In Discordance with the Scriptures: American Protestant Battles over Translating the Bible

By Peter J. Thuesen

New York, NY

Oxford University Press, 1999, 238 pp., $27.50

Well do I remember the furor that arose over the claims that were made when the Revised Standard Version was released. If such controversy began with the appearance of the Revised Version of 1881/85, it reached its apex with the RSV.

In this study, Thuesen considers the theological implications of Bible translation controversies in modern American Protestantism. He argues that these differences between liberals and conservatives arose in the nineteenth century due to modern assumptions that both groups held in common, and resulted by the mid-twentieth century in the tacit repudiation of some of the same assumptions by combatants on both sides.

The battleground concerning the RSV centered on the translation of Isaiah 7:14, where the RSV dared to render the Hebrew word “young woman” instead of “virgin.” The fact was that the RSV translators did not take virginity lightly, but the rendering of the Hebrew almah as “young woman” rather than “virgin” was simply a matter of linguistic honesty. The Hebrew had a specific term for “virgin” but it was not used in this verse. Although Protestants from 17th century Westminster divines to the 20th century Bible annotator C. I. Scofleld, had professed unswerving trust in translated Scripture, Isaiah 7:14 raised for the first time a widespread public mistrust in the orthodoxy of a major church-sponsored translation.

In the minds of many evangelicals, the sponsorship of the RSV by the National Council of Churches only added fuel to the fire of doubt regarding the RSV’s reliability. As late as 1962, the NCCs promotional literature referred to the RSV as the “fifth authorized English Bible.” The claim that it stood in direct succession to the Great Bible of 1539, the Bishops’ Bible of 1568, the King James Bible of 1611, and the Revised Version of 1885 wasn’t very reassuring, especially when the RSV had changed the KJV’s “virgin” to “young woman.”

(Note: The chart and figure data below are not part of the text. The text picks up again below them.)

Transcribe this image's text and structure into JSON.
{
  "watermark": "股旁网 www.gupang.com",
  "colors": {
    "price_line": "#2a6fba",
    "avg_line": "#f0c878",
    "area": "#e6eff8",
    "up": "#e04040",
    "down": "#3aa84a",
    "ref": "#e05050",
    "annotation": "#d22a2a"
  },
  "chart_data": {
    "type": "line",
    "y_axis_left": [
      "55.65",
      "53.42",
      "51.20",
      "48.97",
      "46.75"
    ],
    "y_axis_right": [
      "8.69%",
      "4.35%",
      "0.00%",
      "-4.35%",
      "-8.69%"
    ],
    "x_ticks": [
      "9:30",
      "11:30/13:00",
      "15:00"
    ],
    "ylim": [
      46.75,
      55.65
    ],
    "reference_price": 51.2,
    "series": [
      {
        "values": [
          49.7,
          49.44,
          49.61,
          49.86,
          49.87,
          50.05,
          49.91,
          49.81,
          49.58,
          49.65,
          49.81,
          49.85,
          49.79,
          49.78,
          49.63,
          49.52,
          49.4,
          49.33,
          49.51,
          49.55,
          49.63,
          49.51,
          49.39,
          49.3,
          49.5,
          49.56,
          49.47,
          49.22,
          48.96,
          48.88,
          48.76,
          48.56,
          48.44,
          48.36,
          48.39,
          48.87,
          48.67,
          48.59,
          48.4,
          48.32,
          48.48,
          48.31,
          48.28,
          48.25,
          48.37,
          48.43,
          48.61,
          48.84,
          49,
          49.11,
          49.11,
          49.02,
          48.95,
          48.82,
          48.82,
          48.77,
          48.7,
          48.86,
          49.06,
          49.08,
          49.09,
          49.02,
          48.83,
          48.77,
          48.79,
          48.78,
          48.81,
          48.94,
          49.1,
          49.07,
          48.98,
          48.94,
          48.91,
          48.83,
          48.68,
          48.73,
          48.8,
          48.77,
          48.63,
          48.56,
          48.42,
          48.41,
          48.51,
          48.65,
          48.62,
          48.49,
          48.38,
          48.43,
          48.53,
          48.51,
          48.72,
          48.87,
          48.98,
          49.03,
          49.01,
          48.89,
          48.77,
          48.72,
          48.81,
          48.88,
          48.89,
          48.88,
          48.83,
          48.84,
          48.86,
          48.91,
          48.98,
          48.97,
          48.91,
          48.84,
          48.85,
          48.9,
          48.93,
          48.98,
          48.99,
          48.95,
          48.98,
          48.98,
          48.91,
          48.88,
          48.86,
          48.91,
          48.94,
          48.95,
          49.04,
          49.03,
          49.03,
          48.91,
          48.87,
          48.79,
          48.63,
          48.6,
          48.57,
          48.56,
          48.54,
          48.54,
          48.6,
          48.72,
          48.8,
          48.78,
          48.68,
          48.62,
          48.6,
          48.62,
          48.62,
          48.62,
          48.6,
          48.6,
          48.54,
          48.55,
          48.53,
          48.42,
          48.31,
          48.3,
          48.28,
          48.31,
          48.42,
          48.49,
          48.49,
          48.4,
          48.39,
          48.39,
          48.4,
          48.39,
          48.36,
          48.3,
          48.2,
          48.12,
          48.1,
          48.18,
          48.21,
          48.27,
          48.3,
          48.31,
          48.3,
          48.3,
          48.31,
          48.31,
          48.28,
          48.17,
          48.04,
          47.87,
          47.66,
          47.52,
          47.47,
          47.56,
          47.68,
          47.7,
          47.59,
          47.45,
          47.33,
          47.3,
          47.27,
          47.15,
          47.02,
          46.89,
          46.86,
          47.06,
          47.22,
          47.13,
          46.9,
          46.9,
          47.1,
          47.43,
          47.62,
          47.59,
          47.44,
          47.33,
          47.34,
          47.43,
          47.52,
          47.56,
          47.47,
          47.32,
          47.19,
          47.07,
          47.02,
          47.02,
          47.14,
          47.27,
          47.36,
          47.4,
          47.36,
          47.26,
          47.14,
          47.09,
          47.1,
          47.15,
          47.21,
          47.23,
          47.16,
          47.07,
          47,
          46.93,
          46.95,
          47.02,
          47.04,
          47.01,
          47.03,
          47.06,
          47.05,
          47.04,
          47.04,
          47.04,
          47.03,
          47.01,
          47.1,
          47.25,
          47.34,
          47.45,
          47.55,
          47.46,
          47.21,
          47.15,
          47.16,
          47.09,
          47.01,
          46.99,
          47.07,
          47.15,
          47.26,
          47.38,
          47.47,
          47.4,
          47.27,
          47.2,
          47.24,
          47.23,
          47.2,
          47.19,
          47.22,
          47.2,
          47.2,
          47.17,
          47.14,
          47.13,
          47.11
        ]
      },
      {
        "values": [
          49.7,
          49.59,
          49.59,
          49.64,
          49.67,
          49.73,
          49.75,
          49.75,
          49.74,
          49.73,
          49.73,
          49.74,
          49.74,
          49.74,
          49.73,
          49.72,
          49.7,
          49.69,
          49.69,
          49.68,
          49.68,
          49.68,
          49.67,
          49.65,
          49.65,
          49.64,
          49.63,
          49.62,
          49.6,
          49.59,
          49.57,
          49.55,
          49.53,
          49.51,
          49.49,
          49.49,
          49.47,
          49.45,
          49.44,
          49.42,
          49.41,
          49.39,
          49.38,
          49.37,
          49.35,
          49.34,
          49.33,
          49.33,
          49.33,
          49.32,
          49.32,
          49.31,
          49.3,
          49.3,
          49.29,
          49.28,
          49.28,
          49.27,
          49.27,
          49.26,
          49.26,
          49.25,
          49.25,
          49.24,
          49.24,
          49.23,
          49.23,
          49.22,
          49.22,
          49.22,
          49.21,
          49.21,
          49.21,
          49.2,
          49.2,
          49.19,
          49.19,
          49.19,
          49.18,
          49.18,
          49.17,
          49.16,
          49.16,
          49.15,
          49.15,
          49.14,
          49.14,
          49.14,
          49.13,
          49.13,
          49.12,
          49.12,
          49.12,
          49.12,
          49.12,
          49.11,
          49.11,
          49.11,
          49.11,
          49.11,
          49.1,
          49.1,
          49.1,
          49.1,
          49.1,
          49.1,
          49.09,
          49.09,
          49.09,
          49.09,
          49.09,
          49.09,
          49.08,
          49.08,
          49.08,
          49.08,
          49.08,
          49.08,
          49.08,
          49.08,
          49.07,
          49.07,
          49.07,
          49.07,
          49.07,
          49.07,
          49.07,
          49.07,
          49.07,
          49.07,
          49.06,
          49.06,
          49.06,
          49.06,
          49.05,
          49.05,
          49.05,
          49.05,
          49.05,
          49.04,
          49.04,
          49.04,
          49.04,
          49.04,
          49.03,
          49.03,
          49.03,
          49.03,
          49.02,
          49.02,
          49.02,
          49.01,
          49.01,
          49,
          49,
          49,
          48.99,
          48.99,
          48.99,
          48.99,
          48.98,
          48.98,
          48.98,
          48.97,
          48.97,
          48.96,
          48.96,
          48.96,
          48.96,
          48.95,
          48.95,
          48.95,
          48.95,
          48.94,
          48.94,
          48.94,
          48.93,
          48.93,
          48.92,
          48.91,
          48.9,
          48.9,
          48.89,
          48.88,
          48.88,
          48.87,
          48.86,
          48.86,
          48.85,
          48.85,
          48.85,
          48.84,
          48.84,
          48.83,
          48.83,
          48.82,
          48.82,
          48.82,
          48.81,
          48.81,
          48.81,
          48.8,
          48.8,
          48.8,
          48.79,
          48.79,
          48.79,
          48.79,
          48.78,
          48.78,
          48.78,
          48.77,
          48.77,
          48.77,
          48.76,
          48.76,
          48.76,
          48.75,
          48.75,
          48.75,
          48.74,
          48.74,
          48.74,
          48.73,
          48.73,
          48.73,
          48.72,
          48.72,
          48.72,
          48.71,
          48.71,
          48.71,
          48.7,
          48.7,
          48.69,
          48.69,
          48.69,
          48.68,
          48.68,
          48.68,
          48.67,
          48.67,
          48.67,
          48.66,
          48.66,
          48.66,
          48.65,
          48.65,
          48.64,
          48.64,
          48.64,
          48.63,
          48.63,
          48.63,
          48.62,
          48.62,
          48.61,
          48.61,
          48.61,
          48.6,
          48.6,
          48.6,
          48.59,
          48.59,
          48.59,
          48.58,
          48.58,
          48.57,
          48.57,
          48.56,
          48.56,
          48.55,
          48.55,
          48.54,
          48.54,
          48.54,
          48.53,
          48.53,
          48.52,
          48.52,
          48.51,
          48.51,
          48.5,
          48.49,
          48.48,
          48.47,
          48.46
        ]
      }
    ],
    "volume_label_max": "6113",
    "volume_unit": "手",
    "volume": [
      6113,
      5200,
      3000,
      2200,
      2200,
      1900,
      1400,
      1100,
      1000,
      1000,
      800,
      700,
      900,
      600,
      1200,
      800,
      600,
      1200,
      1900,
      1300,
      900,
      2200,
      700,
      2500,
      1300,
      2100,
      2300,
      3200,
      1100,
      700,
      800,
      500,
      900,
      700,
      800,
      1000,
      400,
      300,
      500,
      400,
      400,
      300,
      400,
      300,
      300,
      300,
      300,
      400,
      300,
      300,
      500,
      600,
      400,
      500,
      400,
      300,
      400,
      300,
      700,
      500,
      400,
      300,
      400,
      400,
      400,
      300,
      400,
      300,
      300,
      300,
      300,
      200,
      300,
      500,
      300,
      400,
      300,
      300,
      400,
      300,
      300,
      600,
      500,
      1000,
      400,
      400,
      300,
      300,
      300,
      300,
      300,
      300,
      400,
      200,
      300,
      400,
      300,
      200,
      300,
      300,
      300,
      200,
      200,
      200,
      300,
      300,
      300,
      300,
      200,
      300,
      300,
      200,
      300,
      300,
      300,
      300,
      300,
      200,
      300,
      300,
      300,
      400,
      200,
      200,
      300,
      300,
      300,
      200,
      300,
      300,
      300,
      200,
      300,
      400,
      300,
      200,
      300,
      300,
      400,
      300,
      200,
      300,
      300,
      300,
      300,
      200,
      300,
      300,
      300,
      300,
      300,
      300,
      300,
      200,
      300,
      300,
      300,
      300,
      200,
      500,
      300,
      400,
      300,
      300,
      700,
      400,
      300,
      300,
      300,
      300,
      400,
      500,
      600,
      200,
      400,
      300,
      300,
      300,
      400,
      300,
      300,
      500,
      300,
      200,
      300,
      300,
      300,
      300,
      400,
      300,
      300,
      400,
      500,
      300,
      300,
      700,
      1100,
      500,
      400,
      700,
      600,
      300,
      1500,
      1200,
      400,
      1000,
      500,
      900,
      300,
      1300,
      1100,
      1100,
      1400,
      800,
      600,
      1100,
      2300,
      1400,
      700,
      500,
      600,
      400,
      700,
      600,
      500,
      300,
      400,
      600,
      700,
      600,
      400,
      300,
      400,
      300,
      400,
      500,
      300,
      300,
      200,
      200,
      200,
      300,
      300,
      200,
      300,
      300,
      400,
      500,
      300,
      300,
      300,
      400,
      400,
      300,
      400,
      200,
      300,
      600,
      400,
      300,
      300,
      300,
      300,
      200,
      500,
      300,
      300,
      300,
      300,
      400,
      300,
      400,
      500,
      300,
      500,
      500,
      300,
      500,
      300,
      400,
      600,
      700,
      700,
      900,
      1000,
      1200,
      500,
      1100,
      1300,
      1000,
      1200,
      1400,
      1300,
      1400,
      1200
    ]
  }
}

Add to this the allegation that the RSV was a “Red Bible,” after the U.S. Air Force published a training manual in early 1960 that warned recruits to avoid the RSV. Even though this manual was quickly withdrawn, the damage had been done so far as the confidence of many was concerned. The suspicions of many were further strengthened when FBI director J. Edgar Hoover suggested in an Oct. 1960 article in Christianity Today that the communists were attempting to co-opt the Christian clergy by appealing to their sense of economic justice.

Since most ministers had forgotten most of whatever Hebrew and Greek they had once learned, many judged the RSV on other —often political — grounds. And it was on the political front that support for the RSV among wavering conservatives often broke down.

This situation contributed to a decision to develop an alternative translation, the New International Version. And Thuesen lays bare this story as well. The NIV has now been accepted by a sizeable number of American Christians. Meanwhile the RSV has been revised. I recommend his recounting of the translation baffle. Theusen weaves in the sub-themes of Carl Mclntire and the American Council of Christian Churches as well as the acceptance of the altered RSV by Roman Catholics, not to mention the RSV Bible-burnings, and the forcing of the International Bible Society and Zondervan Publishing House to abandon its inclusive-language version of the NIV.

It appears that American Protestant battles over Bible translations are not over though more recent struggles are given only brief acknowledgment in this book. Thuesen currently is Assistant Editor of The Works of Jonathan Edwards and is a lecturer in American Religious History at the School of Divinity, Yale University.